Я говорю, что без документов я никуда не поеду. А если меня куда-либо хотят отправить без документов, то лучше в Россию.
— В Россию мы тебя не отправим.
— Тогда оставьте меня здесь.
— Здесь тебя оставлять нельзя, нам не нужны такие бандиты, как ты.
— Тогда дайте мне документы и визу, я поеду куда угодно.
— Мы отправим тебя в Чехословакию. Хочешь?
— Если с документами, то поеду. А кто меня примет без документов?
— Ты поедешь в Чехословакию и больше нечего говорить. Но смотри, если вернешься в Румынию, то тебя здесь не примут…
Меня везут в Чехословакию. В ночь на 24 июня 1930 года я перешел границу, два дня блудил в горах, потом вышел на дорогу.

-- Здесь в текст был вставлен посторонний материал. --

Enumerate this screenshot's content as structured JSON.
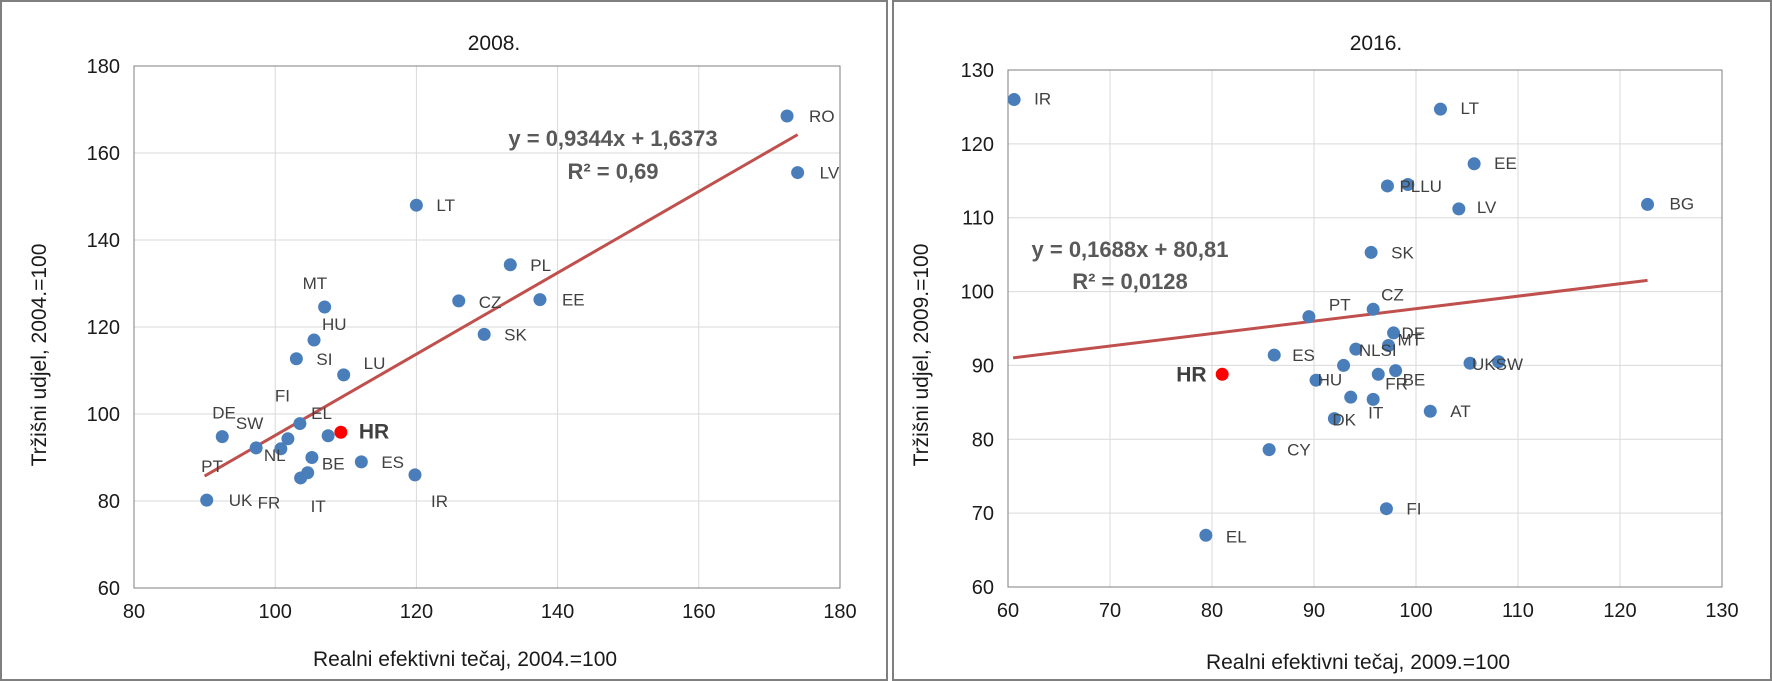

Прихожу в г. Рахов и являюсь в полицию. Заявляю, что меня выбросили из Румынии за подозрение в организации страйка, и прошу, чтобы меня отправили к русскому послу, что я был эмигрантом и жил в Румынии 10 лет. Меня отправляют на польскую границу и выбрасывают в Польшу. Еще в Чехословакии в жандармерии я рассмотрел карту и заметил, что там недалеко до русской границы. Решил пойти в том направлений пешком, но километров за сорок от границы меня задержали в Тлусту жандармы, затем отправили в Тернополь…
Суд меня приговаривает за переход границы к одному месяцу тюремного заключения. Сижу в тюрьме в Тернополе. После отбытия наказания меня опять отправляют в Румынию. Румыния меня не принимает и отправляет назад в Польшу… Меня держат в полиции 5 дней. Я прошусь к губернатору и говорю, что если они меня не отправят в Россию или не дадут никаких документов в тот же день и не освободят, то я объявляю голодовку и никуда не поеду, покуда не придет ответ от Лиги Наций, куда я буду писать жалобу. Не знаю, помогло это или что-то другое, но меня на следующий день отправляют в Борщов, а оттуда — на границу в комендатуру пограничного отряда. Это было поздно вечером, часов в десять. Приходят два офицера. Во дворе темно, поэтому их лица не могу рассмотреть. Один спрашивает меня:
— Что с тобой?
Я говорю, что меня хотят отправить в Россию.
— А ты что, большевик?
— Нет, не большевик.
— А чего же ты хочешь идти в Россию?
— Потому что мое положение такое, что нужно идти туда, куда ведут.
Два пограничника и жандарм приводят меня на границу к Бугу. Проходим мельницу, вижу проволочное заграждение, впереди внизу видно, как блестит вода. Мне говорят, что речка не глубокая. Я спускаюсь вниз, раздеваюсь и бреду. Стало легче, что освободился от сопровождающих. Но еще побаиваюсь, чтобы не подстрелили.
После переправы через речку иду по дорожке, чтобы встретиться с патрулем. Никого нет. Сажусь на камень и ожидаю. Закурил, думая, что может так быстрей заметят, придут и отведут в комендатуру. Ждал с полчаса, никого нет. Затем сам пошел к селу. Иду по селу, встречаю молодого парня, прошу, чтобы отвел меня в комендатуру…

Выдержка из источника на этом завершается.